Family Matters, Full House.

Me and my boys always sit down and we try to name every '90s TV show that we fuck with.

When you watch the new cartoons with your kids, how do those compare?

Ah man, it's like music and movies now, it's fuckin' trash. Nothing is genuine anymore, it's like — there's swingman jerseys and the iron-on shit. Nothing is stitched anymore.

2. What's your favorite TV show now?

I don't really watch TV like that, so I gotta say the world news. That's technically not a show, but I don't really watch TV like that.

3. What's your go-to snack situation at the movies?

I stay away from candy, but my lady likes the white cheddar popcorn. See this is how they fuck shit up: They sell you the popcorn, then they sell you the flavors. They don't just sell you white cheddar popcorn.

4. Kobe or LeBron?

Kobe, c'mon man.

5. Who's your favorite Disney princess?

Cinderella. Well, the Little Mermaid was kind of a princess. Princess of the sea. Ya know what, Mermaid. Fuck Cinderella. Mermaid was pretty classy, I don't think many niggas slid up in that pussy.

6. When is the last time you Googled yourself, and why?

I do it quite often, I just like watching the progression of everything. To see where it's going, to see who's talking about me and what they're saying about me, and if there's anything I've missed.

7. What do you think happens when you die?

Life is about learning lessons. This is another life from a past life, because of past lessons we didn't learn. I feel like you'll come back again if you don't learn the lessons you're put on Earth to learn.

8. What's your stance on groupies?

Groupies are like CD players in cars, they come with 'em. That's how the rap game is.

9. When was the last time you cried?

A couple weeks ago, probably. Life gets hard, life gets overwhelming, sometimes you gotta cry. It's a cleanse.

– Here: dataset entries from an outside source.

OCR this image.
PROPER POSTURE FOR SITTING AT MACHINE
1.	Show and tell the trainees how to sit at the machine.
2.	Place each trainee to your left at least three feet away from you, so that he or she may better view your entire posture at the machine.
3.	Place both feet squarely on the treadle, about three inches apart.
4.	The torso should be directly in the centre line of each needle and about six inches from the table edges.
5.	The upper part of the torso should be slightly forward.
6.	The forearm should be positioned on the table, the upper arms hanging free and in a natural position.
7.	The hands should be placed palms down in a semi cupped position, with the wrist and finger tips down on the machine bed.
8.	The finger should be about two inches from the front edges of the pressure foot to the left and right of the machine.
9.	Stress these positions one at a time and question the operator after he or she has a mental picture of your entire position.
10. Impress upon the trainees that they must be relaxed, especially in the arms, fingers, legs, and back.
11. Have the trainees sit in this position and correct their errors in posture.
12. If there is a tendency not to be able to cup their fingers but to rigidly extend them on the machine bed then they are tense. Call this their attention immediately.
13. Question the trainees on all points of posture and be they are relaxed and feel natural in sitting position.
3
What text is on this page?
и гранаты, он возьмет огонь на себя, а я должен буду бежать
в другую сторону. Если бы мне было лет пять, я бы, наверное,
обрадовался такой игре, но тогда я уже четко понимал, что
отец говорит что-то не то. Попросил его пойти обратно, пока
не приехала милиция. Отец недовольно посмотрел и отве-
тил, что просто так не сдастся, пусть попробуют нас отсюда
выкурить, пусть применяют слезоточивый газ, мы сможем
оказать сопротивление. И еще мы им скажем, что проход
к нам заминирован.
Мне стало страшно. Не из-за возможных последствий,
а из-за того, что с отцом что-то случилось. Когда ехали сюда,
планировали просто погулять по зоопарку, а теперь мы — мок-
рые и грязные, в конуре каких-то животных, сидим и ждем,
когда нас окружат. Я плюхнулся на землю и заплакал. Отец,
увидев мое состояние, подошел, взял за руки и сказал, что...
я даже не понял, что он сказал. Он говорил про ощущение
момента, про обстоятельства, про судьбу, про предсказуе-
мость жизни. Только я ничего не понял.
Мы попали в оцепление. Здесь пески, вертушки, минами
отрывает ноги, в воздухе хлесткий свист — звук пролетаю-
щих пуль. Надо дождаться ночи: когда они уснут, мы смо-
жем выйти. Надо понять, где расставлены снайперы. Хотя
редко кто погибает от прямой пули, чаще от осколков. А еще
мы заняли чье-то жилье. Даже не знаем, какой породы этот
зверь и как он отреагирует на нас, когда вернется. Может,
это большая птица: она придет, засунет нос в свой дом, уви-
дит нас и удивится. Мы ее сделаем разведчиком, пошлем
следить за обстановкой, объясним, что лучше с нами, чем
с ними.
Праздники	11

After you cry, you always feel better.

Like throwing up.

Throwing up outta your eyes. I threw up outta my eyes a couple weeks ago, 'cuz life just got the best of me and I was just like, man, fuck I need to cry right now.

10. And lastly... What's your shower routine like?

It varies because it depends on the allowed time I have to shower. Sometimes I have to get in there and just hit the main parts, the shit that people could possibly smell. All of my showers are pretty much fast. The only time I take a long shower is when I've got a lot on my mind or a lot of time on my hands.